19. In examining how Commonwealth employment law might better protect the safety of those experiencing family violence, disclosure of family violence emerges as a key issue, both with respect to barriers to disclosure, and where victims do disclose family violence, the way in which those who receive such disclosures handle that information.
20. Victims may wish to disclose family violence to individuals and organisations within the employment law system—such as Job Services Australia (JSA) providers, employers or union representatives—for a range of reasons, including:
in order to alert them to the impact of family violence on their attendance or performance;
to seek assistance or access to entitlements; or
because of safety concerns.
21. As a result, workplaces have the potential to play a critical role in supporting and protecting the safety of victims of family violence. However, victims may be reluctant to disclose family violence because they fear disclosure will jeopardise their job or career, they will be stigmatised, or that their employer will not be responsive. The ALRC is interested in comment about barriers faced by victims of family violence in disclosing family violence in the employment context.
22. The ALRC also seeks comment in relation to concerns expressed about the potential impact disclosure of family violence may have on the responsibility or liability of those to whom violence is disclosed. For example, union representatives, or individuals in the NT to whom mandatory reporting provisions apply under the Domestic and Family Violence Act 2007 (NT) may have concerns about the potential impact of encouraging disclosure of family violence in employment-related contexts.
Privacy Act issues
23. When victims of family violence disclose their experiences of family violence to JSA providers, employers or others, privacy issues may arise. The principal piece of federal legislation governing information privacy in Australia is the Privacy Act 1988 (Cth). The Privacy Act regulates the handling of personal information by the Australian Government and the ACT Government—to which 11 Information Privacy Principles apply—and the private sector—to which 10 National Privacy Principles apply.

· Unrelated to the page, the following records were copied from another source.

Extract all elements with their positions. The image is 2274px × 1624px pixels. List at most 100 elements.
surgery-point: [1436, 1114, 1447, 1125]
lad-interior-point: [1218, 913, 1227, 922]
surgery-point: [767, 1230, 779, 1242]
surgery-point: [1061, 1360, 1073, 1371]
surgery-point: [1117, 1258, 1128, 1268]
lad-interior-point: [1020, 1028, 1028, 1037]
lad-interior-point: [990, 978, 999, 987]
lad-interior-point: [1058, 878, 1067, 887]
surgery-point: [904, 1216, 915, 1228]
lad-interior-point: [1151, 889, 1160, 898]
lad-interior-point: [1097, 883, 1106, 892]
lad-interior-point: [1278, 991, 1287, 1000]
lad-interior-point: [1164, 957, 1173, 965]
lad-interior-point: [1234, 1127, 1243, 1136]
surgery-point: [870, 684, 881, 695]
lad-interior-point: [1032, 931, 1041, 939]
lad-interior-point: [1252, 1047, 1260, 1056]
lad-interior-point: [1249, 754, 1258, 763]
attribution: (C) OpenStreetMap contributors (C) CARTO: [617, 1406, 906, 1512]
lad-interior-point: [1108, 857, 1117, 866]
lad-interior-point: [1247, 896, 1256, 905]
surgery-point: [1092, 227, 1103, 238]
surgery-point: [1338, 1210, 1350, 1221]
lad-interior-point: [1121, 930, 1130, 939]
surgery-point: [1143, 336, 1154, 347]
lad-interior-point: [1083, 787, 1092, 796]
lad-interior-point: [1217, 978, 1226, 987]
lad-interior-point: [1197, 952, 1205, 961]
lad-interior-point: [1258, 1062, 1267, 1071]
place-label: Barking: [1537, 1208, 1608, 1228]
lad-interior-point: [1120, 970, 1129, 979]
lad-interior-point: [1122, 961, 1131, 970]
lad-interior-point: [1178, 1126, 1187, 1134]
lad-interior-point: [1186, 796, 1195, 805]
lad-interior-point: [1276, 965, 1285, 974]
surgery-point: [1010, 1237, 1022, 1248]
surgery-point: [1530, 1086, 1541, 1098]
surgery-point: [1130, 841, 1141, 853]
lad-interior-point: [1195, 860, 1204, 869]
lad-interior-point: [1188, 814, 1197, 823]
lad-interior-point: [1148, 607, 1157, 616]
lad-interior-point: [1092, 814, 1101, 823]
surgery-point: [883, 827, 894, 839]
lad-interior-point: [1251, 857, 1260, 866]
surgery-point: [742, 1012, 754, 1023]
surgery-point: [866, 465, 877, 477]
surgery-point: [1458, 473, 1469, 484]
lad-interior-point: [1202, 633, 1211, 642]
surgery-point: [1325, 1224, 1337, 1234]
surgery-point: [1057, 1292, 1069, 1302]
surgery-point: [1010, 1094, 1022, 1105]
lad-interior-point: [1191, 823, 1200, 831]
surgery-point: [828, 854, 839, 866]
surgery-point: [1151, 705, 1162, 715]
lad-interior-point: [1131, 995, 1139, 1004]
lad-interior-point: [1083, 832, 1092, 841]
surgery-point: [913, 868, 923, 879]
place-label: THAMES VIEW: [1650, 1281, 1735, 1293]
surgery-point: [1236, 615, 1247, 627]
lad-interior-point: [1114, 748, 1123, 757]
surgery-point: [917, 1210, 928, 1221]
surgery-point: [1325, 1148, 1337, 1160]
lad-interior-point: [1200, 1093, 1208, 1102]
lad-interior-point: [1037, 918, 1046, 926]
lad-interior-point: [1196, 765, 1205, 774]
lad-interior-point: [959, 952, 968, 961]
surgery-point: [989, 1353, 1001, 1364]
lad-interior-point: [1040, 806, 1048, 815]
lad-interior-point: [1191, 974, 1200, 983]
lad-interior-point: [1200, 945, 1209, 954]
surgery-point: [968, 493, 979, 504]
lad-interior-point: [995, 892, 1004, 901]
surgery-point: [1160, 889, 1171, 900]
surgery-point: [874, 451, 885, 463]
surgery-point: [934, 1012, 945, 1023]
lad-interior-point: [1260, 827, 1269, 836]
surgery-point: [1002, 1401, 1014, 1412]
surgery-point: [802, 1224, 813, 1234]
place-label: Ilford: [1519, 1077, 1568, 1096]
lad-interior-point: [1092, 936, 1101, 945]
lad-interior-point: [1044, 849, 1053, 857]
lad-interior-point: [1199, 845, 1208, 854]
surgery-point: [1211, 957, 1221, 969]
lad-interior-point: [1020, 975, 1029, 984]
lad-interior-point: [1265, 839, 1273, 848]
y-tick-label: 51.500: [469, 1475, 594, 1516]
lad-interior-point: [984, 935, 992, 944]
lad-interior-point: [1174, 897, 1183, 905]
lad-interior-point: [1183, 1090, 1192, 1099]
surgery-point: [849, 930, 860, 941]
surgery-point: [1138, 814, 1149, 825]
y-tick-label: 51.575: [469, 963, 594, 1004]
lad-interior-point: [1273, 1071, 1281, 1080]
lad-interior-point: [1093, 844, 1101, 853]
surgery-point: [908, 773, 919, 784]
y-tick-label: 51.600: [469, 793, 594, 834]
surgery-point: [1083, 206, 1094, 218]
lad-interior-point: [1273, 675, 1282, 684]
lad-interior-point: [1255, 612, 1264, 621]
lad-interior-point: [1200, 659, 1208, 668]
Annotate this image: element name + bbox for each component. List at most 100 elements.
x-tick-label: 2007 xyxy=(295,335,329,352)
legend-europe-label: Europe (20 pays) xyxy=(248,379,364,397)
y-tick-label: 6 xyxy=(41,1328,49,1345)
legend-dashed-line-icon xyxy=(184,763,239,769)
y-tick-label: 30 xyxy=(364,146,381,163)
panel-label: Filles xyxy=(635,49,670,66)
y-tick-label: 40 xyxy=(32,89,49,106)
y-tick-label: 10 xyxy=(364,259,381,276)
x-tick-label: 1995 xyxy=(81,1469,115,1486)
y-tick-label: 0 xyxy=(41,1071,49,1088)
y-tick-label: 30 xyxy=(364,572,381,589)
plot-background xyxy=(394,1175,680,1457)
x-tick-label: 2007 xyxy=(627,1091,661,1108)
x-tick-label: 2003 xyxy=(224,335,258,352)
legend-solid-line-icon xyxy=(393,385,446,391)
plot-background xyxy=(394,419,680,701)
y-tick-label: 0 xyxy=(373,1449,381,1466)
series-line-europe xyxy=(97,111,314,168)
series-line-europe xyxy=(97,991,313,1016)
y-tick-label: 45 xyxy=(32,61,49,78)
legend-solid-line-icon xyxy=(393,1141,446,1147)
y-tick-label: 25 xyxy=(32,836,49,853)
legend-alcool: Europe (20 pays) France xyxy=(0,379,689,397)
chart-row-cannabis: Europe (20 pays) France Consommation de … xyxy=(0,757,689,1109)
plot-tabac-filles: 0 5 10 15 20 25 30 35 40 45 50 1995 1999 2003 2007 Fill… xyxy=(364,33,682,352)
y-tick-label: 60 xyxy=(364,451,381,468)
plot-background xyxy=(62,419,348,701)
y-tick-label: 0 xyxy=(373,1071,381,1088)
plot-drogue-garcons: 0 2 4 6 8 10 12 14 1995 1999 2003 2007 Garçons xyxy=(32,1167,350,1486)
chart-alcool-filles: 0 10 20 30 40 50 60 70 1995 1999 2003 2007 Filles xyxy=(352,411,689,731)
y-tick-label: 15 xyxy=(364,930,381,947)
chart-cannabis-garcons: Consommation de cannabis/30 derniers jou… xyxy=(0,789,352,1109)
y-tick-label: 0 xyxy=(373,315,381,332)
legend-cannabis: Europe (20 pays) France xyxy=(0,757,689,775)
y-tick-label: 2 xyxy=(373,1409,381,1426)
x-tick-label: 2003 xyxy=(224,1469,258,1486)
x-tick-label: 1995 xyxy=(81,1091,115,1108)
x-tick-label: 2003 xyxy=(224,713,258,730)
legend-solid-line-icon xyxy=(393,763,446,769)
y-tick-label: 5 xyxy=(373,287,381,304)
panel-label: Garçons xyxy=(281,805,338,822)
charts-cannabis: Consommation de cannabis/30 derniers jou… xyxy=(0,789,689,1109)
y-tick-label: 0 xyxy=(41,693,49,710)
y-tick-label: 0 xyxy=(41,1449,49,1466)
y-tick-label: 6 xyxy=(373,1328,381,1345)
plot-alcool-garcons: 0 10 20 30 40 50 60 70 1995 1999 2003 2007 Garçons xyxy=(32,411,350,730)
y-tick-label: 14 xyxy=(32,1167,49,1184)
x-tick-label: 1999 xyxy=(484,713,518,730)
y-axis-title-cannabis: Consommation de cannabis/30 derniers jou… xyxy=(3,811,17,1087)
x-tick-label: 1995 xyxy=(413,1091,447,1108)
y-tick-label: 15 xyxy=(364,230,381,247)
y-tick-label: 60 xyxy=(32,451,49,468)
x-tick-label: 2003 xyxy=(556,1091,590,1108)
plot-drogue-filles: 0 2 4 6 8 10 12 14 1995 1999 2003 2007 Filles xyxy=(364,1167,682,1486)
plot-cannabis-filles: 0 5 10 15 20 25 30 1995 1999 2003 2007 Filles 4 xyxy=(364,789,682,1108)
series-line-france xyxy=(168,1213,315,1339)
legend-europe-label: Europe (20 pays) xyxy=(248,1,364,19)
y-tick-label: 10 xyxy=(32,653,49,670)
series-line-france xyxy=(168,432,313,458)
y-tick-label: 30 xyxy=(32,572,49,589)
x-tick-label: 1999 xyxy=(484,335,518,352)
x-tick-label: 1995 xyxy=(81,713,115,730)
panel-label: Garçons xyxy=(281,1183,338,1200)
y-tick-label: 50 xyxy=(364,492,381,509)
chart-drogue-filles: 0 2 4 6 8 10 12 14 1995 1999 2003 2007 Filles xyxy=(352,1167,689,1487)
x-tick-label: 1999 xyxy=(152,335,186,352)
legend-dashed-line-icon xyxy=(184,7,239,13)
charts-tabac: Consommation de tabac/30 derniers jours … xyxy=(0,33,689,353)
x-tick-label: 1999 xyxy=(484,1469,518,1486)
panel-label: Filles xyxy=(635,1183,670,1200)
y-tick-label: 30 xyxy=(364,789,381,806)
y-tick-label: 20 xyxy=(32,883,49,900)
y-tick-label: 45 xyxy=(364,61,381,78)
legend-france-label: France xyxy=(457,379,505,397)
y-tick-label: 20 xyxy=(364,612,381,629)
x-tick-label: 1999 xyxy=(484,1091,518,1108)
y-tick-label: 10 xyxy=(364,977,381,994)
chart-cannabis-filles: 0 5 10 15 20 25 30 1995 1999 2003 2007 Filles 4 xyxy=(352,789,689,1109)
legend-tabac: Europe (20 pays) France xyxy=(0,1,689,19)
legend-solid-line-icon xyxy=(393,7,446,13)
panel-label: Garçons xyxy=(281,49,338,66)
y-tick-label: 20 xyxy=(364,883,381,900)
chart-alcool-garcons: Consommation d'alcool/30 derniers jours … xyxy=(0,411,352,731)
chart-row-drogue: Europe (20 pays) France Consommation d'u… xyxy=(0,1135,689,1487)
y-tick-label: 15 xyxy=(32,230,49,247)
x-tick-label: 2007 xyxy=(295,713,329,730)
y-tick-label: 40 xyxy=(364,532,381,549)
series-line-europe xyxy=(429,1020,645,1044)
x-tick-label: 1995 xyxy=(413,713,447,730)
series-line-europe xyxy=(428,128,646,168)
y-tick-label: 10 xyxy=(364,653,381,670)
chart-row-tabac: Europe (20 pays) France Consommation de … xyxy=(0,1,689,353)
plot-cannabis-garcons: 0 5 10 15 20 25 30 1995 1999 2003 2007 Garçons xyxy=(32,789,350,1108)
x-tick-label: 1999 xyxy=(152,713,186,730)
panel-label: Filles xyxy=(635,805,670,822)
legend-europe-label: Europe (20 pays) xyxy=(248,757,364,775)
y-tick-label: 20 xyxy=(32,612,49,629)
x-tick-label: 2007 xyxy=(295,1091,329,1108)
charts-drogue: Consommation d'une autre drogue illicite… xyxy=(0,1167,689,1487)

24. Under the Privacy Act, the handling of an ‘employee record’ by a public sector employer is treated differently from the handling of such a record by a private sector employer. Section 6 of the Privacy Act defines ‘employee record’ as a record of personal information relating to the employment of the employee. Examples of such personal information include information about the employee, such as terms and conditions of employment, personal details, performance, conduct and hours of employment and leave.
25. To the extent that disclosure of family violence to employers is related to the employment of the employee—for example, for the purposes of obtaining leave or utilising provisions of a family violence clause in an enterprise agreement—it is personal information which constitutes an employee record.
26. Government agencies must handle employee records in compliance with the Privacy Act. However, private organisations are exempt from the operation of the Act where an act or practice is related directly to: the employment relationship between the organisation and the individual; and an employee record held by the organisation. This exemption is usually referred to as the ‘employee records exemption’.
27. In For Your Information: Australian Privacy Law and Practice, Report 108 (2008), the ALRC concluded that there is no sound policy justification for retaining the employee records exemption and recommended its removal. Specifically, the ALRC stated that there is a lack of adequate privacy protection for employee records in the private sector, despite the sensitivity of personal information held by employers and the potential for economic pressure to be exerted over employees to provide personal information to their employers. The ALRC also emphasised the disjunction between the obligations owed by private and public sector organisations with respect to the treatment of personal information.
28. To the extent that the employee records exemption creates additional barriers to the disclosure of family violence by private sector employees, this provides further reason for the amendment of the Privacy Act to remove the employee records exemption.
Question 1 What barriers, if any, do employees who are experiencing family violence currently face in disclosing family violence in employment-related contexts?
Question 2 What impact might disclosure of family violence by employees have on the responsibility or liability of employers, union delegates or others?
 Employees from particular groups or communities may have additional fears about disclosing family violence. For example, an employee who is a member of a same-sex couple, but who is not ‘out’ at work, may fear stigmatisation or discrimination on the basis of their sexuality, as well as their experiences of family violence.
 Under the Domestic and Family Violence Act 2007 (NT) s 124A (1), an adult commits an offence if he or she believes on reasonable grounds that another person has caused, or is likely to cause, harm to someone else (the victim) with whom the other person is in a domestic relationship; or the life or safety of the victim is under serious or imminent threat because domestic violence has been, is being or is about to be committed; and he or she does not report that to a police officer. Note, under s 124A(2) there is a defence available if the defendant has a reasonable excuse for failing to report.
 In June 2010, the Australian Government released an exposure draft of legislation intended to unify the Information Privacy Principles and the National Privacy Principles in a single set of 13 Australian Privacy Principles (APPs), as recommended by the ALRC in Australian Law Reform Commission, For Your Information: Australian Privacy Law and Practice, Report 108 (2008).
Privacy Act 1988 (Cth) ss 7(1)(ee), 7B(3).
 Australian Law Reform Commission, For Your Information: Australian Privacy Law and Practice, Report 108 (2008), Rec 40–1.